Interesting sign along my walk route this morning.

Red-tail Hawk in flight last week.

Rillito wash has been flowing most of past six weeks or so - this was yesterday morning.

Not sure what the north-looking camera at Kitt Peak was capturing just before sunrise this morning - image above is from 06:30:03 am MST. There was no noticeable movement over the next few minutes, and the object faded away as the sun came up.

Cold morning in southeast Arizona, with lows in the 20s F common - coldest morning of month here at house with low of 27 F. The coldest lows I found on MesoWest for non-mountain elevations were 19 F a bit west of Tombstone and 18 F a bit east of Sonoita.

Finally, the forecast below is from the 00Z WRF-GFS forecast last evening and shows total precipitation (on the 1.8 km grid) forecast through 05:00 pm on March 3rd. The operational GFS certainly not forecasting any lion-like weather here in southern Arizona as we move into March.

Thursday, February 23, 2017

Wintry Weather Off To The North And Far Northeast Today

A developing winter storm is impacting Wyoming and Colorado today and will spread blizzard-like conditions eastward across Nebraska and Iowa. Webcam view (above) this morning shows I-80 at Rock Springs, Wyoming, while that down at bottom shows Pagosa Springs, Colorado.

For Tucson, the airport GEFS plumes from 00 UTC last evening can be categorized as chaotic for the end of February and start of March - some possibilities of precipitation, but with wide spread in both timing and amounts. Forecast below is for total precipitation from 00 UTC WRF-GFS on the 5.4 km grid through 05:00 pm MST on March 2nd. The model forecasts most activity for the mountains to our north and far north and little over lower elevations from Texas and Mexico westward to southern California.

Wednesday, February 22, 2017

Looking Ahead To Summer

Very nice day today with high of 80 F with fairly respectable dewpoint in low 40s. So, I'm thinking ahead to summer.

Photo above is of a wet microburst yesterday that occurred in Medellin, Colombia.

Other photos of heavy runoff and wind damage from the microburst. Map at bottom shows location of Medellin.

Monday, February 20, 2017

More Light Showers/High Winds On Kitt Peak

Occasional light showers occurred over eastern Pima County Sunday (yesterday) and on into the night. Amounts from the northern 2/3 of the ALERT network are shown above for 24-hours ending at 06:00 am MST this Monday morning. Amounts were again generally around a tenth of an inch. Here at house we managed to get 0.19" as showers formed over the Tucson Mountains and moved our way a number of times (total here for the two days ended up at 0.24").

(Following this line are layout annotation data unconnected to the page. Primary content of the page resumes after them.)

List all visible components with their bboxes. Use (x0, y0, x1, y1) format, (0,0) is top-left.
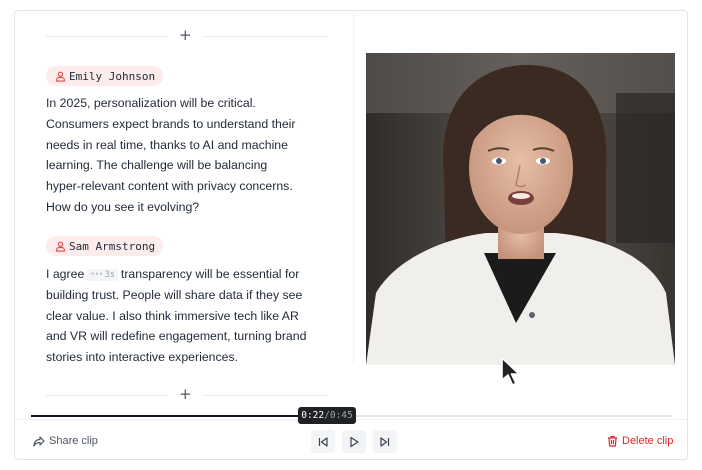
top-separator: + (46, 26, 327, 44)
mouse-cursor-icon (501, 357, 520, 386)
speaker-video-image (366, 53, 675, 365)
delete-clip-button[interactable]: Delete clip (607, 435, 673, 447)
separator-line (203, 36, 327, 37)
time-indicator: 0:22/0:45 (298, 407, 356, 424)
add-segment-button[interactable]: + (179, 26, 192, 44)
speaker-name: Sam Armstrong (69, 239, 156, 253)
transcript-paragraph: I agree ••• 3s transparency will be essenti… (46, 264, 326, 368)
separator-line (46, 395, 167, 396)
transcript-line: hyper-relevant content with privacy conc… (46, 179, 293, 194)
skip-back-icon (318, 436, 328, 447)
share-icon (33, 435, 45, 447)
delete-clip-label: Delete clip (622, 435, 674, 447)
speaker-name: Emily Johnson (69, 69, 156, 83)
speaker-badge-emily: Emily Johnson (46, 66, 164, 86)
transcript-line: building trust. People will share data i… (46, 287, 303, 302)
transcript-line: In 2025, personalization will be critica… (46, 96, 256, 110)
playback-controls (311, 430, 397, 453)
separator-line (46, 36, 167, 37)
trash-icon (608, 435, 617, 447)
skip-back-button[interactable] (311, 430, 335, 453)
user-icon (56, 71, 65, 82)
transcript-line: stories into interactive experiences. (46, 350, 239, 365)
transcript-line: I agree ••• 3s transparency will be essenti… (46, 267, 300, 281)
bottom-separator: + (46, 385, 327, 403)
skip-forward-button[interactable] (373, 430, 397, 453)
separator-line (203, 395, 327, 396)
play-icon (350, 436, 359, 447)
share-clip-label: Share clip (49, 435, 98, 447)
transcript-line: and VR will redefine engagement, turning… (46, 329, 307, 344)
total-time: 0:45 (329, 410, 353, 421)
pause-marker[interactable]: ••• 3s (87, 269, 118, 281)
clip-card: + Emily Johnson In 2025, personalization… (14, 10, 688, 460)
play-button[interactable] (342, 430, 366, 453)
column-divider (353, 11, 354, 363)
share-clip-button[interactable]: Share clip (33, 435, 98, 447)
current-time: 0:22 (301, 410, 325, 421)
skip-forward-icon (380, 436, 390, 447)
user-icon (56, 241, 65, 252)
transcript-line: needs in real time, thanks to AI and mac… (46, 137, 288, 152)
transcript-line: learning. The challenge will be balancin… (46, 158, 268, 173)
transcript-paragraph: In 2025, personalization will be critica… (46, 93, 326, 218)
speaker-badge-sam: Sam Armstrong (46, 236, 164, 256)
add-segment-button[interactable]: + (179, 385, 192, 403)
transcript-line: clear value. I also think immersive tech… (46, 308, 299, 323)
transcript-line: Consumers expect brands to understand th… (46, 116, 296, 131)
video-frame[interactable] (366, 53, 675, 365)
transcript-line: How do you see it evolving? (46, 199, 200, 214)
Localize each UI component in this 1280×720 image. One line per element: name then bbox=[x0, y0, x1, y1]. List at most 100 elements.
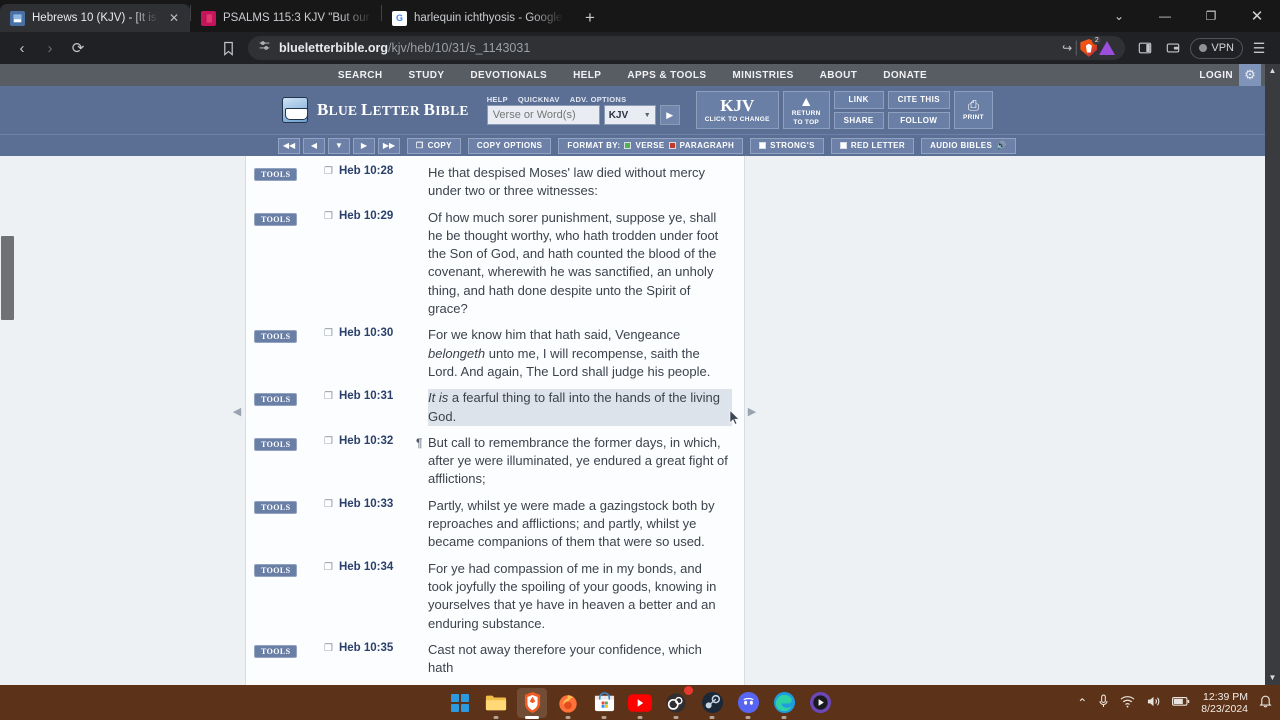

During coming week, short waves will tend to stay to our north and a brief warm up will be followed by cooler temps and some periods of west winds. Next possible precipitation at least a week away, according to GEFS forecasts.

I noticed that wind gusts were very strong out west at Kitt Peak on Saturday and Sunday, with 12-h maximum gusts ranging from 56 to 93 mph - as shown on the two time-series plots below. These are from the weather station on/at the Mayall 4-meter telescope, which is number 12 in photo above.

I don't know where this weather station is actually sited, which is of course information needed to assess exactly what these measurements might mean. I would guess that obstacle flow due to the telescope structure is amplifying the wind speeds. Any information from those in the know would be much appreciated.

Sunday, February 19, 2017

Some Web Cam Images

Here are some web cam images from this morning. Top two from local sources and bottom two from Jack Hales site.

Dreary morning here - above. Kitt Peak North view all iced up - below.

Lonely snowplow at work in Wyoming - above. Owens Valley, California, with the mountains covered in heavy snows - below.